The timing of the deal worked in my favor as well. The following week, I was doing my first ladder match, where Brian and I wrestled against a team called the Board of Education for the TWA Tag Team Title. It was the first time we were in the main event of a TWA show, so we wanted to pull out all the stops. At one point I set up a twelve-foot ladder in the ring and jumped off the second rung from the top, somersaulting over the top rope onto my opponent, Ruben Cruz, on the floor. The ladder moved as I jumped off, which didn’t allow me to get enough distance to hit him. Ruben nearly sprinted forward to try to catch me, but it wasn’t enough, and I landed hard on the floor, separating my right shoulder. We continued wrestling for another ten minutes, which included me foolishly executing an elbow drop off the top of the ladder, which I’m sure didn’t help matters. Brian and I lost the match but brawled with the Board of Education afterward, getting the upper hand and setting the two of them up on a table on the floor. Brian and I dove off the top turnbuckle onto our opponents and crashed through the table. This was my first time through a table, and it was bad enough given the state of my shoulder, but as I went through, my head hit the leg of the metal guardrail, knocking me out for more than a full minute. I wasn’t able to wrestle for the next six weeks, so I felt very lucky to have that
guaranteed $500 a week. If it had happened a week sooner, my entire career would have been much different.
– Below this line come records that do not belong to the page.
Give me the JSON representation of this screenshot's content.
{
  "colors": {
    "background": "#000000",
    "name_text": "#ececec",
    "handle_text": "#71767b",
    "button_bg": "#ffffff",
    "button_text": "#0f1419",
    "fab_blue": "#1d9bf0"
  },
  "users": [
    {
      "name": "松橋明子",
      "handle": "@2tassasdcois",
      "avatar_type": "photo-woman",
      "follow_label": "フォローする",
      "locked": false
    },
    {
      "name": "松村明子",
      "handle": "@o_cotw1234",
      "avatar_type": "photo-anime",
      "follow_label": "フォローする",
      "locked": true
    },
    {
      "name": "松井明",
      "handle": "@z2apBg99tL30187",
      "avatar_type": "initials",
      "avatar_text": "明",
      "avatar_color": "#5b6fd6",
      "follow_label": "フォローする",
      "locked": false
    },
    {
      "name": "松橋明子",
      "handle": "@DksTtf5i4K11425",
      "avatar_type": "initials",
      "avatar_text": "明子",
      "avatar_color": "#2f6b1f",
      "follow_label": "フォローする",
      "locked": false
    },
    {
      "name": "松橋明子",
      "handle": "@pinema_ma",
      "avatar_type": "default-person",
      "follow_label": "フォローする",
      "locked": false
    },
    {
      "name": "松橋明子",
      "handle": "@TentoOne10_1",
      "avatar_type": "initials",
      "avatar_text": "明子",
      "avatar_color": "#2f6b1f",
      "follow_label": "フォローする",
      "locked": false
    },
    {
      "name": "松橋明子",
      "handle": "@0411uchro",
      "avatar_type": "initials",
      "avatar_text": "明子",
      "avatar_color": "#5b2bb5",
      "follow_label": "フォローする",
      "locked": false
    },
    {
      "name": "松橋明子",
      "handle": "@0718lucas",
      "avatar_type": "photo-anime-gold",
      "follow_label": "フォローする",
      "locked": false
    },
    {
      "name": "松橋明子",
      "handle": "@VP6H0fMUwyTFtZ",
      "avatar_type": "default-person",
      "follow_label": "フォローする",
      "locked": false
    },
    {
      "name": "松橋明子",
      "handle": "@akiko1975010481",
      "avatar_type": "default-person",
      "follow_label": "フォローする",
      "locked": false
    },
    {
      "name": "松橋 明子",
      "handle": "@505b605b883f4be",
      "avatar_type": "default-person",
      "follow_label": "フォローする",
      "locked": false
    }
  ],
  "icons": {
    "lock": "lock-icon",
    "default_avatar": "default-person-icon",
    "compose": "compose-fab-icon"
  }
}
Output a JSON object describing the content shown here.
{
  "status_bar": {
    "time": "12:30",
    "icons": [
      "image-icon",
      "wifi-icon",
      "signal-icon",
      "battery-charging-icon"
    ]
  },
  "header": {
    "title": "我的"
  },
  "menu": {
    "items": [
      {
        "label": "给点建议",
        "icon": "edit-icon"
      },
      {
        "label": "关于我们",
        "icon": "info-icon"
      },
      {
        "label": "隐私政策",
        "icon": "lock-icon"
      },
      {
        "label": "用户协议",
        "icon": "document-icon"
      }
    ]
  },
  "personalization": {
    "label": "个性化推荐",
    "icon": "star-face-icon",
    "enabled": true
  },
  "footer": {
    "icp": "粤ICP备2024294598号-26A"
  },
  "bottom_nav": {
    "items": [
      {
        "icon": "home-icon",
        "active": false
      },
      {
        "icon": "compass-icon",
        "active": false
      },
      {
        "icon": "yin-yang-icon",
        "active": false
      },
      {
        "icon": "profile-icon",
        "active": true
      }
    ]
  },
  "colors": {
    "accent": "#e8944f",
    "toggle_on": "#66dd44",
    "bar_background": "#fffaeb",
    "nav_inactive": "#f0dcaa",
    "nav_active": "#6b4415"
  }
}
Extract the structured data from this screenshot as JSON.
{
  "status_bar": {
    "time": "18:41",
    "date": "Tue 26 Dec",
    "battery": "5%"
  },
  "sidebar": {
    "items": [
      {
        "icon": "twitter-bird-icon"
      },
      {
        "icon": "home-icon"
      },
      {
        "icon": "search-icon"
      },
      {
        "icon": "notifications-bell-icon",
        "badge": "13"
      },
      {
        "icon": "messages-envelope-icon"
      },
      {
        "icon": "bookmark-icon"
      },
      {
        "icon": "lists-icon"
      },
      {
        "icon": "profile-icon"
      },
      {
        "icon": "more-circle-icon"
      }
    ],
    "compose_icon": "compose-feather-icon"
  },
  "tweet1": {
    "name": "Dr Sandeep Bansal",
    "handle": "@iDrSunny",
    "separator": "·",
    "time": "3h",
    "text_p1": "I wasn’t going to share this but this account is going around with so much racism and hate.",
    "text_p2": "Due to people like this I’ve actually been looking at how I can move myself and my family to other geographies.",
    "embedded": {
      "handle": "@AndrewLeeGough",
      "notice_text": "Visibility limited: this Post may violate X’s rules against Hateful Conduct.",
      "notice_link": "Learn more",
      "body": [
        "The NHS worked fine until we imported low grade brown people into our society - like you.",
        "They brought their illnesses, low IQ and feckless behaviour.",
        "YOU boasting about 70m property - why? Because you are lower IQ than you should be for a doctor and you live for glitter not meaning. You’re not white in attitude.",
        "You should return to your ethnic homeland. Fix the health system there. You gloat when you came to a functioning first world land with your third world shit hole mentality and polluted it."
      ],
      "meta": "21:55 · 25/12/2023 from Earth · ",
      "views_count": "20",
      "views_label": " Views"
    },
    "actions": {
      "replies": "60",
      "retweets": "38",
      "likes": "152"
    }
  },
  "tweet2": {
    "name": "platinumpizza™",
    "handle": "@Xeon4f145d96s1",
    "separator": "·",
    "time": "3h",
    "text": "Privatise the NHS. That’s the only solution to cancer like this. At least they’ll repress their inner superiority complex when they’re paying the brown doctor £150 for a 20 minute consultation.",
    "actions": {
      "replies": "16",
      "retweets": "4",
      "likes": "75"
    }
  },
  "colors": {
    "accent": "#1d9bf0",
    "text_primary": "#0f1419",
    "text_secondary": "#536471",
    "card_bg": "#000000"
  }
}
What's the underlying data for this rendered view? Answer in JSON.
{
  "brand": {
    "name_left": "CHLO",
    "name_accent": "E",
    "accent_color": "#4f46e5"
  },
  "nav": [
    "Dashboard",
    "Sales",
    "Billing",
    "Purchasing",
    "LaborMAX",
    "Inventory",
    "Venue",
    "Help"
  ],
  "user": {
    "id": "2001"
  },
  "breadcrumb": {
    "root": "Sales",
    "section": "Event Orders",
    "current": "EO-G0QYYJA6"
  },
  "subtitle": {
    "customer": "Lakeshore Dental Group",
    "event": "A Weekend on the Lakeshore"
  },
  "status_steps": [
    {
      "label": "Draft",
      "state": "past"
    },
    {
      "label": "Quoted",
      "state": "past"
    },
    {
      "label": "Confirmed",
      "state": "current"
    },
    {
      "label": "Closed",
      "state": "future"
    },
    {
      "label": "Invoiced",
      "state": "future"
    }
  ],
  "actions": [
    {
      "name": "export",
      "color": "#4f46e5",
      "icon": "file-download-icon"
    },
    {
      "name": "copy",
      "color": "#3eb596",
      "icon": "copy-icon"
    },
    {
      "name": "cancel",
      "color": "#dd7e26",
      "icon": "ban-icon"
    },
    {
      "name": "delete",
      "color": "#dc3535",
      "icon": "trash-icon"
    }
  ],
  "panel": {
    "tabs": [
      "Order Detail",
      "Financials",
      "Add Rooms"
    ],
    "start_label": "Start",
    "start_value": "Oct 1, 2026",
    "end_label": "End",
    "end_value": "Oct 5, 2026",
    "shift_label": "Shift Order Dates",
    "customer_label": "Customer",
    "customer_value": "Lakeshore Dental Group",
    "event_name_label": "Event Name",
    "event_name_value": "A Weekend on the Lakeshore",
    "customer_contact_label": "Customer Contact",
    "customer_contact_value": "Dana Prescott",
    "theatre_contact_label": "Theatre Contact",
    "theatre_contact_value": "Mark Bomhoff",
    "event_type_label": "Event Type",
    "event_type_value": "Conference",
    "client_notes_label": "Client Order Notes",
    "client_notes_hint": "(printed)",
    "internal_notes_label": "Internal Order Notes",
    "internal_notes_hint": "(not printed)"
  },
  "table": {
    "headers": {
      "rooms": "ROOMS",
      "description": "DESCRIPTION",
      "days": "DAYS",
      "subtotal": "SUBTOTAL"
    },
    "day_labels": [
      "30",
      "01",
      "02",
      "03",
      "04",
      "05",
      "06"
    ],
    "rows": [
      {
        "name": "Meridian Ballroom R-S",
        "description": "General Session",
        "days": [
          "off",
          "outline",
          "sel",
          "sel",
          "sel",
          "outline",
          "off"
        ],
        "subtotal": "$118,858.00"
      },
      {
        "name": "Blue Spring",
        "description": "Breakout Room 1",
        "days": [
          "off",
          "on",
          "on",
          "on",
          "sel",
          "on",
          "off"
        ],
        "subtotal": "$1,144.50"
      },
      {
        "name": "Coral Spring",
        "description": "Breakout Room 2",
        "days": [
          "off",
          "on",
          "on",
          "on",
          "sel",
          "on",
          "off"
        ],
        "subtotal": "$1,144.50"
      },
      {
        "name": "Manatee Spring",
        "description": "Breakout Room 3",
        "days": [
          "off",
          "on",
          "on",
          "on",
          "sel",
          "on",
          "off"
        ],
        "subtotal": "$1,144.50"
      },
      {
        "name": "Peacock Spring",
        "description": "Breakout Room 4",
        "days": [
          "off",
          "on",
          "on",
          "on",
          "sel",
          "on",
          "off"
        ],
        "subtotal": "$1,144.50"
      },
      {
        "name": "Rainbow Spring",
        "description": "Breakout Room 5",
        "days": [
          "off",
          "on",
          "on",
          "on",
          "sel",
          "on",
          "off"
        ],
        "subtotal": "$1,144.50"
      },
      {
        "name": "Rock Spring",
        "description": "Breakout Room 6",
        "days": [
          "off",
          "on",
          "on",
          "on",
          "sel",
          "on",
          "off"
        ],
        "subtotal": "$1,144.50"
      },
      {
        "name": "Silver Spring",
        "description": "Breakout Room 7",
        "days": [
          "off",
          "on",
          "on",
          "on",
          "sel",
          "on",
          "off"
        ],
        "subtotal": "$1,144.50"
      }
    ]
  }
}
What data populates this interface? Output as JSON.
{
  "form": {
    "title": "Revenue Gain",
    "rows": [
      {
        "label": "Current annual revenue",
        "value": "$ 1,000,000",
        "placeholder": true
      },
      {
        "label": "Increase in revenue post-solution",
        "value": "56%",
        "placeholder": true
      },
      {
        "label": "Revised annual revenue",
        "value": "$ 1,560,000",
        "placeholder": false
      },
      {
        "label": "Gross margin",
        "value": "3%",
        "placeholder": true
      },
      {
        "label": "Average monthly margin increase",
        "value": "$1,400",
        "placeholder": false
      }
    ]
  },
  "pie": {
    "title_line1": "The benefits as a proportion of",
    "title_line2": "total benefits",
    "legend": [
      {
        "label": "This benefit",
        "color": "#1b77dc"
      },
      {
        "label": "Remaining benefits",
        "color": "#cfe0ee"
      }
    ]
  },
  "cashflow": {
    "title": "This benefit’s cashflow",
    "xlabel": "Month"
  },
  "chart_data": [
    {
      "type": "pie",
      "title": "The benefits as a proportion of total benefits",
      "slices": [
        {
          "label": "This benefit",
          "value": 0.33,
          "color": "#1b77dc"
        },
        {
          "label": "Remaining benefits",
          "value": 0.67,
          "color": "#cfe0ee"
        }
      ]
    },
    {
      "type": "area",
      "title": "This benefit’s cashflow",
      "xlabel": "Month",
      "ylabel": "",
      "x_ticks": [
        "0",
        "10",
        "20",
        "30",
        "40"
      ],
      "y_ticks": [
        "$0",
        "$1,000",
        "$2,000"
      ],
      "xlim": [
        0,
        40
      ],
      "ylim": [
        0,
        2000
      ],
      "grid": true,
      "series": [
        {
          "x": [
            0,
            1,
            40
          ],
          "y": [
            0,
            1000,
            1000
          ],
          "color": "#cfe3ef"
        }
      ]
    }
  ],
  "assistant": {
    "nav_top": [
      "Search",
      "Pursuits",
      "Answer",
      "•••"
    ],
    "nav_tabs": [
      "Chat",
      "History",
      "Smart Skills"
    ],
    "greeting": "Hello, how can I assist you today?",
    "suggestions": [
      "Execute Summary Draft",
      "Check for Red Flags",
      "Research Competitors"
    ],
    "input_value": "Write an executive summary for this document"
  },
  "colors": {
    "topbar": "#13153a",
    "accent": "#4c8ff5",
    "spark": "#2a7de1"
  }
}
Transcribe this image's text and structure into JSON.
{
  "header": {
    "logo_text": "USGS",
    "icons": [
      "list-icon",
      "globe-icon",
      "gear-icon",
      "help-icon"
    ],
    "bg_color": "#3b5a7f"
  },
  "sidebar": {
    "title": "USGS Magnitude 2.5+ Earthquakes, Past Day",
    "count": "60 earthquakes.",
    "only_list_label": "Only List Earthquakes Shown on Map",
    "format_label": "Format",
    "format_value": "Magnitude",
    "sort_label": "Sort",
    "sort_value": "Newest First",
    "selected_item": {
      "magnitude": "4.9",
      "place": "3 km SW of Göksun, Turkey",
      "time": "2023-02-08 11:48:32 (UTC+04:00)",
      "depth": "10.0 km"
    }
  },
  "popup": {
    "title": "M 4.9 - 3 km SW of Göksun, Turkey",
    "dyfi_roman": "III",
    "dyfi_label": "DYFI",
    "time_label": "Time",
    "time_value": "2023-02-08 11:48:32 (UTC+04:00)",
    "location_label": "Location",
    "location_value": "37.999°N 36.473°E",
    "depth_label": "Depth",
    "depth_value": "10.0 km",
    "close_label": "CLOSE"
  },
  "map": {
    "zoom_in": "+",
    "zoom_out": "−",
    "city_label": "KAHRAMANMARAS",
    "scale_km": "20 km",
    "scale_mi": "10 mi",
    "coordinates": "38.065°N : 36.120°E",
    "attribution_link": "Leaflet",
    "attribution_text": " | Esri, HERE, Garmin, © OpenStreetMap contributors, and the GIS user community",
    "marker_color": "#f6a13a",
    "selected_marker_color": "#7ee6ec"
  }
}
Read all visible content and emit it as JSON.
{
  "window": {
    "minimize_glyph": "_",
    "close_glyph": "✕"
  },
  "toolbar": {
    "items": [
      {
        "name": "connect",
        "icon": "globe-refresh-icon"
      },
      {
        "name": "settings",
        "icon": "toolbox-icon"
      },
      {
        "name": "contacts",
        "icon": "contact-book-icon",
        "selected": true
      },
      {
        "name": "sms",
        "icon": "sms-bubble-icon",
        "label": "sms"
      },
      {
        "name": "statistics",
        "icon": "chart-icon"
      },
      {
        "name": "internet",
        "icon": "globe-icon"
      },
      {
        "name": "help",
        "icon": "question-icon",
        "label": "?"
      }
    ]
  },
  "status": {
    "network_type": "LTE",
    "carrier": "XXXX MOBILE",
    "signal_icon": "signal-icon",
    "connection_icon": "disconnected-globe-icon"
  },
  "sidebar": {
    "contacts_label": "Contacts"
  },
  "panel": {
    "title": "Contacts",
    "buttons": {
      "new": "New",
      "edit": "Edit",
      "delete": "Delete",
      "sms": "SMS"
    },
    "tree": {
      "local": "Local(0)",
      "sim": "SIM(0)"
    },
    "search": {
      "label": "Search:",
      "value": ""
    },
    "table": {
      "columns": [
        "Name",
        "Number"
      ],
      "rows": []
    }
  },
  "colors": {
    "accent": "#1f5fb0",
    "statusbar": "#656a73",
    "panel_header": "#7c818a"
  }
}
That match changed my perspective on how I should wrestle. Due to my size, I thought I needed to wrestle a more daredevil style, but it wasn’t practical because no matter how exciting the style might have been, if I kept getting hurt, I would have a pretty short career. I resolved to switch to a more mat-based wrestling style since all of my injuries had occurred during big dives to the floor. I figured if I was going to have any longevity, I needed to be more grounded and technical, like Dean Malenko. That’s why it was a godsend when WWE called and sent us to their developmental system in Memphis, Tennessee, where I first met William Regal.
The follow-up to the ladder match with the Board of Education was a steel cage match that ultimately further reinforced my need to take fewer risks and make smarter decisions inside the ring. To make the cage match feel like the final, definitive blow-off brawl between our teams, we decided that all four of us in the tag match would blade—in other words, purposely cut ourselves to draw blood. It was my first time, and I admit it was a terrifying prospect.
Shawn showed us how to make a blade: You get a straightedge razor and cut it to get one really sharp tip. You then affix that to your wrist tape so you can access it during the match. There are two methods for actually drawing blood: You can either stick it into your forehead and twist, or you can stick it into your forehead and slice. The smart way is to stick and twist; that’s the way that leaves the least amount of scars. (I’ve never been confident that that method would get me enough blood, so I’ve always been a slicer. I have a couple of scars on my forehead today, so now I realize I probably should’ve learned the twist method instead.) The most nerve-wracking part to me, though, was that I didn’t know what to do with this incredibly sharp blade in my fingers once I was done. Shawn told me he’d usually stick it down his pants or—to my utter shock—sometimes he’d stick it in his mouth. Neither of those sounded like good a place for this razor-sharp object.